Life...the mysterious journey. The unknown. The what will happen next who knows. When you have all this in your head as to how things should be verse how they are you have to let it go. You have to realize this moment is your life. Regardless of the sadness or pain or fears or doubts. This exact moment is your life. 

I had dinner with a friend. I could spend the rest of my life with this one person. I don’t know why. It’s just easy and fun and natural. But things didn’t align for us and to be honest there has to be a reason. So I let go of the hurt and pain and sadness and said I am just going to enjoy our dinner together and I did. No agenda. I did want to cry in the car after because the feeling of knowing we aren’t more than friends is hard but then I realize that this is my life. At this moment my life is aligning the way it has to be and I accept it. I embrace it. I look at the good in it. 
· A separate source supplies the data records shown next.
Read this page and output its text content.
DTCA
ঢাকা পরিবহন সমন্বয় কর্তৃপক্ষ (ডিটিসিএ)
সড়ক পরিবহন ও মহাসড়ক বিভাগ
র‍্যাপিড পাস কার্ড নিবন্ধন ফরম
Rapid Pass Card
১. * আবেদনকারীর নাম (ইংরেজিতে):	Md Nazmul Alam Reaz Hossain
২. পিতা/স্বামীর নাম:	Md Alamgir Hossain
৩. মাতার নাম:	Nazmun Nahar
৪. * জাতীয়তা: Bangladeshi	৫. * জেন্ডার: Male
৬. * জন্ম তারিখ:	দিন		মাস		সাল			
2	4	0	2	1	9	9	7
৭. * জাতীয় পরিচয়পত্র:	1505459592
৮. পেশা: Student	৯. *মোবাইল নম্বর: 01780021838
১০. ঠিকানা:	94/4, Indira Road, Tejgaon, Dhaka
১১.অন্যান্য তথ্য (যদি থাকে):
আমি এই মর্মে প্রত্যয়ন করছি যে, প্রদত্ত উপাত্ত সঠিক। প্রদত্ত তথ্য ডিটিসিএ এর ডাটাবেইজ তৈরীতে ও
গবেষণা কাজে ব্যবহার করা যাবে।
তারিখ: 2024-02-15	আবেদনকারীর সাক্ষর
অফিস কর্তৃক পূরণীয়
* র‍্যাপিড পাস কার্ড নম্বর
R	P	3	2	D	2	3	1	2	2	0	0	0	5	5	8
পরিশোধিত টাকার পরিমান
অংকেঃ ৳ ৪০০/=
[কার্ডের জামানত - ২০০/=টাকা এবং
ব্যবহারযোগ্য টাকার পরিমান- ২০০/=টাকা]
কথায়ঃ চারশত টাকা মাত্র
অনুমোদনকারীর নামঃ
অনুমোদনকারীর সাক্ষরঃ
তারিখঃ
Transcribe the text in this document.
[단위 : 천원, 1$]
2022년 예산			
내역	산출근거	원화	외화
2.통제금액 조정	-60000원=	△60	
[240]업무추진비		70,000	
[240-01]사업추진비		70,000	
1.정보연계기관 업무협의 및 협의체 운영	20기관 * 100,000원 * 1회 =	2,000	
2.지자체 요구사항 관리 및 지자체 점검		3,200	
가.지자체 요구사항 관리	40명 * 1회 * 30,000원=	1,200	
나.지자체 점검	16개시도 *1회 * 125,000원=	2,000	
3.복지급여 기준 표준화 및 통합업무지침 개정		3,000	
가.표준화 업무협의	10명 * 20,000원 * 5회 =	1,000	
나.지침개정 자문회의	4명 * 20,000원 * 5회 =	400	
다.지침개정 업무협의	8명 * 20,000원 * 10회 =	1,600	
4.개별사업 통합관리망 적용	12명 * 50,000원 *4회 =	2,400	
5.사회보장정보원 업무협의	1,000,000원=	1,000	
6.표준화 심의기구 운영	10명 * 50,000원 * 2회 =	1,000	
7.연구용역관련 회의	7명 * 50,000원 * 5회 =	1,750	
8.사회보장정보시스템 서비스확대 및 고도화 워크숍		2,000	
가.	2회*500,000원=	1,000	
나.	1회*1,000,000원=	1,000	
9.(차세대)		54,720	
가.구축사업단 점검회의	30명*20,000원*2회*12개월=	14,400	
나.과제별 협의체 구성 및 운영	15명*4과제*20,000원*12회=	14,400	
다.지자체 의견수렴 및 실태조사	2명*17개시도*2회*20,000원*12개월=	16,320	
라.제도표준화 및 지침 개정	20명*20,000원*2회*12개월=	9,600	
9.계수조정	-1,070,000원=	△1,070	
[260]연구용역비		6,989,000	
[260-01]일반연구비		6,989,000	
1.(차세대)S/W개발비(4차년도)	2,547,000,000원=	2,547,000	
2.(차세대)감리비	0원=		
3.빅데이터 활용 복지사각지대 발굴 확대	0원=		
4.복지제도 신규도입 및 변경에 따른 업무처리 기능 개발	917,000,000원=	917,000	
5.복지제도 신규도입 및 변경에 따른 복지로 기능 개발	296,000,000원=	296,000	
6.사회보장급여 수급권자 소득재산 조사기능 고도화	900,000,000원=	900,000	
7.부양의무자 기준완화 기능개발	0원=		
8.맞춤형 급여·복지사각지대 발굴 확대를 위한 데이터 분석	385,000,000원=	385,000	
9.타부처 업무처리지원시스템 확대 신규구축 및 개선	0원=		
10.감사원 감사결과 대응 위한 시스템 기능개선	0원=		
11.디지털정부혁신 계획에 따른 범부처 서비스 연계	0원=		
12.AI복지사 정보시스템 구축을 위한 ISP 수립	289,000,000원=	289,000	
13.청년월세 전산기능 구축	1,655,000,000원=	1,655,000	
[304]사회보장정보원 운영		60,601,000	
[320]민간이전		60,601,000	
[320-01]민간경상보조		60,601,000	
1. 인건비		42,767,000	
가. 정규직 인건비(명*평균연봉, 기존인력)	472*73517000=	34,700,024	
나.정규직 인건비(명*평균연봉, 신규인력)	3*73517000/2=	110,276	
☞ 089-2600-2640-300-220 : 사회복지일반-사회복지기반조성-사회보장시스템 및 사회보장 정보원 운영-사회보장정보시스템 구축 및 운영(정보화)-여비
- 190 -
How lucky to have loved even if it was a short. How lucky to have met someone who makes me feel like time is endless when I am with them. How amazing to have lived the life I lived. 

Having this mindset helps take away any pain or doubt or failure. 

Some people go their whole life not experiencing love. I have. I am grateful for it. And know one day I will find someone to feel that with again. 

Some people spend their whole life fearing change and not being happy not doing things they want to do. How lucky am I to embrace change and the unknown. 

This person I would love to be in my life forever, it’s like we are the same person I can’t explain. It’s just easy talk and comfortable and like being with a best friend who is good looking and enjoys your company  but I can’t control how things are between us. I can just embrace life as it is. Understand that there is a higher being who has intentions for me. Just flow with it and accept your life.